高血圧の人の食事の「常識」とされているものは、以下のようなことです。
*食塩をとにかく減らす
*カリウムをとって塩分を排泄する
*できるだけたくさん水を取る
この3点は、どのようなマニュアルにも必ず載っているはずです。これと毎日の運動、降圧剤との組み合わせで改善を目指す人は多いですが、なかなか効果が現れずに、自分のやり方が悪いのではないかと思い悩んでしまうケースもあるとか。
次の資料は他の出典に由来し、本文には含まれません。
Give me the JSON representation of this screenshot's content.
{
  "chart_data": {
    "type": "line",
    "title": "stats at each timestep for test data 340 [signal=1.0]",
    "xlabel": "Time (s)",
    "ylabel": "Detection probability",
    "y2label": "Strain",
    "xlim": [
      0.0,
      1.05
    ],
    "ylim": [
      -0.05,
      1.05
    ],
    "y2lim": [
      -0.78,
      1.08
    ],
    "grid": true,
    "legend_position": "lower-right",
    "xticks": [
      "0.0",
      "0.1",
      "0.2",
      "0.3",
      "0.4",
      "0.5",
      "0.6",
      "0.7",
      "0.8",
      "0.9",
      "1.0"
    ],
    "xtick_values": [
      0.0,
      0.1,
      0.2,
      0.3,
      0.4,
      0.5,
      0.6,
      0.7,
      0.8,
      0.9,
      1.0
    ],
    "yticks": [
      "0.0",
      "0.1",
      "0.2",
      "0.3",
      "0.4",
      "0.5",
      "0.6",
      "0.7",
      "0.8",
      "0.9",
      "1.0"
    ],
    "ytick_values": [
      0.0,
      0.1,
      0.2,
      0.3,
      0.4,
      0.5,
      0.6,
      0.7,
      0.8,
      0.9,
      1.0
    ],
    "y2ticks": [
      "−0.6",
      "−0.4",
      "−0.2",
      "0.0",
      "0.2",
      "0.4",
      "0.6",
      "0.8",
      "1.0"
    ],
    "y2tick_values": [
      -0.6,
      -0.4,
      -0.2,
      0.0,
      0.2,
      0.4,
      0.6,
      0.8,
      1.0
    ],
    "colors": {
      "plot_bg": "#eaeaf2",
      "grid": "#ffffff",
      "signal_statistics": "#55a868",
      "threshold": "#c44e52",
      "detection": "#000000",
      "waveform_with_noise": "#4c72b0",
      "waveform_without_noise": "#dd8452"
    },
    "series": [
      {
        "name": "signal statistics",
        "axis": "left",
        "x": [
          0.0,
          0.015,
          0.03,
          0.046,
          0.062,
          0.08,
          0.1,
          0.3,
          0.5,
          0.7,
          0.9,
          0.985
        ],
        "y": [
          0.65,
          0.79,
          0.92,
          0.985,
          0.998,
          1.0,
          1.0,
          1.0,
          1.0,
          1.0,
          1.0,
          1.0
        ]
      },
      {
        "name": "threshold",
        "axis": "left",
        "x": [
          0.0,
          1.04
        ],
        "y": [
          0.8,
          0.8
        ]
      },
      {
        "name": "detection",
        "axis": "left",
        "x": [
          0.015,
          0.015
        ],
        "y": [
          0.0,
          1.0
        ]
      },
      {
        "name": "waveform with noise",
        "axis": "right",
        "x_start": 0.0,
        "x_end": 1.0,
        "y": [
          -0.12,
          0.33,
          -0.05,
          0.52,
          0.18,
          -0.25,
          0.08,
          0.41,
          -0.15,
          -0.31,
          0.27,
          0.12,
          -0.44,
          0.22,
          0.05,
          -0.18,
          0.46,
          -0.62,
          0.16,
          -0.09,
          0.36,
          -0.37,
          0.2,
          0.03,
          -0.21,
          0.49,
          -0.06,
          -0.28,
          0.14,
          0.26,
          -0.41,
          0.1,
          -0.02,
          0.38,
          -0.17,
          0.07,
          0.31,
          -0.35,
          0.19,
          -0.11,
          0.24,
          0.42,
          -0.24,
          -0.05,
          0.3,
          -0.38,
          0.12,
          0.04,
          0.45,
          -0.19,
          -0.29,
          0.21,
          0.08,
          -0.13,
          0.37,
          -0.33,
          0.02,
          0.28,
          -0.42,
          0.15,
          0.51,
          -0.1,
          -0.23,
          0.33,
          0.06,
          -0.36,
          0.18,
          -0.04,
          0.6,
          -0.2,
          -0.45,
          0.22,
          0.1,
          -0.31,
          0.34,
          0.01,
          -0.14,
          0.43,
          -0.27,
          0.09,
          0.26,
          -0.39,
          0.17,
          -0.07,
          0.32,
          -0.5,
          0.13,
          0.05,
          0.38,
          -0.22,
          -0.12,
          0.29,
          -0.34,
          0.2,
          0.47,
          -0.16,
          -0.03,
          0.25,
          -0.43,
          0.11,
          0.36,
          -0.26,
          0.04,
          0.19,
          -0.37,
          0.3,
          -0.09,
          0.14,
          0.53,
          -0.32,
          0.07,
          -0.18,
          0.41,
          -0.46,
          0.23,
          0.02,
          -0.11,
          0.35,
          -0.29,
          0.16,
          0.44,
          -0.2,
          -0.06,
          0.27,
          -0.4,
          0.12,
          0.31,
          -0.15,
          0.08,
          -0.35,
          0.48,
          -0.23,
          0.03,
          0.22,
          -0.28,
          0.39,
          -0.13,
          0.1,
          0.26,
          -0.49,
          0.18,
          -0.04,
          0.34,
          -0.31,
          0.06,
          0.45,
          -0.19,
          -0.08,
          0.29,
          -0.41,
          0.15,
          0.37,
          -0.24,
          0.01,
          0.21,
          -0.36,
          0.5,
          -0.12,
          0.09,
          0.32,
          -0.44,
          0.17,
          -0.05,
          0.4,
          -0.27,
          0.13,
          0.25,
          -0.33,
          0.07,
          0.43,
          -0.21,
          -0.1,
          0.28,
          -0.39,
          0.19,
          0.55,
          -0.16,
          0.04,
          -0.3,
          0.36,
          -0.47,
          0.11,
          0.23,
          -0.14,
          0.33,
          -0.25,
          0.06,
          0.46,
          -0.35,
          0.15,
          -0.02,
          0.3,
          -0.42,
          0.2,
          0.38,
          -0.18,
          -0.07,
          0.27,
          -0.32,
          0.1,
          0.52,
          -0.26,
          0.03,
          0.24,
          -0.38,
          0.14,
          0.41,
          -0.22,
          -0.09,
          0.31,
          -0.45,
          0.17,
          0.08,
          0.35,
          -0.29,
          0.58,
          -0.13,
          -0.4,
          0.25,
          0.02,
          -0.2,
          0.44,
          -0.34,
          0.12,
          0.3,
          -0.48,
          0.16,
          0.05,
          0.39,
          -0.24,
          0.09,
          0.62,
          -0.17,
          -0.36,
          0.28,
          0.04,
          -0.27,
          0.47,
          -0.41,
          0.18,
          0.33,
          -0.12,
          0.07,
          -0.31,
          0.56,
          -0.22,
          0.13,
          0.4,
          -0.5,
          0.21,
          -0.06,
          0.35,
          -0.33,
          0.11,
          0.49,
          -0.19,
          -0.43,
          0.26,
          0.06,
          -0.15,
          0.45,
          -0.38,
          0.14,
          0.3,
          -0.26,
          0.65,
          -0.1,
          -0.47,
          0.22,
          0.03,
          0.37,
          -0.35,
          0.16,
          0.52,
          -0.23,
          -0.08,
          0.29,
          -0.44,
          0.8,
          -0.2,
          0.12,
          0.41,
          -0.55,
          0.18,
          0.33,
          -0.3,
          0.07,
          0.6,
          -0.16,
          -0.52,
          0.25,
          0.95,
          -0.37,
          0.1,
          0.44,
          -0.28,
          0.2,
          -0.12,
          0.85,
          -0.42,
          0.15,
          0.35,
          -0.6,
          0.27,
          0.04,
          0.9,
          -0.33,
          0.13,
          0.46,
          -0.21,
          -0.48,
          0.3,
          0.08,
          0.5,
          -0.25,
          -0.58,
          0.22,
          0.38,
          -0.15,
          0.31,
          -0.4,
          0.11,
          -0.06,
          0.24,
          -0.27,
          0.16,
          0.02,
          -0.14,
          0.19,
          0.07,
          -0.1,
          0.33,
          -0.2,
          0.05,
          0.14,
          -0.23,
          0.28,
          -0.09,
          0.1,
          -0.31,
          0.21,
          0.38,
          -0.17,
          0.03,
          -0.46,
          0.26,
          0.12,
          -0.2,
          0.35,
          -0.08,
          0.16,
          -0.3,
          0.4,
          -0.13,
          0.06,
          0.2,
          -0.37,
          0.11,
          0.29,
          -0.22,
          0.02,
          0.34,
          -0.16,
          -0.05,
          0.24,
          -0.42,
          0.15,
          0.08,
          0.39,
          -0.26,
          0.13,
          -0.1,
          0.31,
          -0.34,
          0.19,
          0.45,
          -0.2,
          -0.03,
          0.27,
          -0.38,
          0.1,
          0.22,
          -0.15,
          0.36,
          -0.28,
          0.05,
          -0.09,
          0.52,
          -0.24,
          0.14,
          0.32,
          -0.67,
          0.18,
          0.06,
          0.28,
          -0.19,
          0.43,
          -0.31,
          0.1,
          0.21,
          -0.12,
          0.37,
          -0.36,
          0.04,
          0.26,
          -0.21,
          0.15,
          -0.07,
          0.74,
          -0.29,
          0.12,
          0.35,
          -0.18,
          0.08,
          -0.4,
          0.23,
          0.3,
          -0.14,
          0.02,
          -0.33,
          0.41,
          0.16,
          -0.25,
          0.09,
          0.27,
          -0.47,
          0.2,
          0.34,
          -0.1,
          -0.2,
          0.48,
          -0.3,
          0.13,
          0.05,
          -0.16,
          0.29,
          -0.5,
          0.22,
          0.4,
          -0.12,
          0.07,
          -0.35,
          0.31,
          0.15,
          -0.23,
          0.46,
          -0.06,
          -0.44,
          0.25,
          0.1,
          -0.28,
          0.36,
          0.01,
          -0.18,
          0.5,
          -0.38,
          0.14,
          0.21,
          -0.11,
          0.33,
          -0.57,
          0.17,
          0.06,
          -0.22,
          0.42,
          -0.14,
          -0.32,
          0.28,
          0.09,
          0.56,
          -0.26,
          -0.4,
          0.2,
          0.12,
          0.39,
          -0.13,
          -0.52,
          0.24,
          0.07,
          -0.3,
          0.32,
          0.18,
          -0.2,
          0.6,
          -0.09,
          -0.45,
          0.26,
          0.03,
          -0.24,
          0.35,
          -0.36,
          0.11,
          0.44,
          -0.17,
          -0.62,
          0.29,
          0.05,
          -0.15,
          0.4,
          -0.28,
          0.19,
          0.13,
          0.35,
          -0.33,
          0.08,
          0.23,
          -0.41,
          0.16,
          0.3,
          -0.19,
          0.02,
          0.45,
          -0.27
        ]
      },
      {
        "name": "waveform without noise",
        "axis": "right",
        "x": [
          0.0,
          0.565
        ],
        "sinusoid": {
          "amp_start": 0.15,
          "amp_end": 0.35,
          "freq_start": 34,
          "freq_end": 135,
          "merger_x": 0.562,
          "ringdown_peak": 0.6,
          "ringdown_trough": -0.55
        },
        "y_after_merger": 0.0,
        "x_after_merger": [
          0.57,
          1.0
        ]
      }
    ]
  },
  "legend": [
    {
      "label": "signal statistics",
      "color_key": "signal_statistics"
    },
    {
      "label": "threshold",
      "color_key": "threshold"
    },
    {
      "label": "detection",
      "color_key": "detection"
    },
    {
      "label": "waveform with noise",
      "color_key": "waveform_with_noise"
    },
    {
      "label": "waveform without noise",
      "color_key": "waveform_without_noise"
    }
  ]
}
食事は人生の大きな楽しみ。3度の食事が低塩分の味気ないものになるだけで、生きる気力が減ってしまいます。また無理な運動がストレスとなったり、降圧剤には認知症や目の病気、癌などといった副作用の危険が潜んでいるので、日本の高血圧医療の常識が逆に患者さんの心身の健康にダメージを与えているケースもあるのです。
実は、この「塩分はとにかくダメ!」というのは、最近の研究ではあまり根拠が無い事だと分かりました。東京大学医学部の藤田敏郎教授の1995年の研究によれば、人間には食塩を取ると血圧が上がる「食塩感受性」タイプの人と、食塩をとっても血圧が上がらない「食塩非感受性」タイプの人がいるとわかったのです。食塩非感受性の人はいくら塩分をとっても血圧には関係がなく、しかも日本人の中で食塩感受性の人は2割しか存在しない事がわかったのです。つまり、殆どの高血圧の人に取って、減塩食は意味が無いのです。
残念ながら日本の医療機関では現在でも食塩がダメだという説がまかり通り、減塩と降圧剤は治療の王道です。しかし、ただ血圧を下げるだけの対症療法をしても、高血圧の原因は解決しません。今までの治療で上手くいかなかった人は、高血圧の原因そのものを総合的に改善することを目指す、東洋医学の方法を取り入れ、食事と生活を楽しみながら体質改善を目指す方法がおすすめです。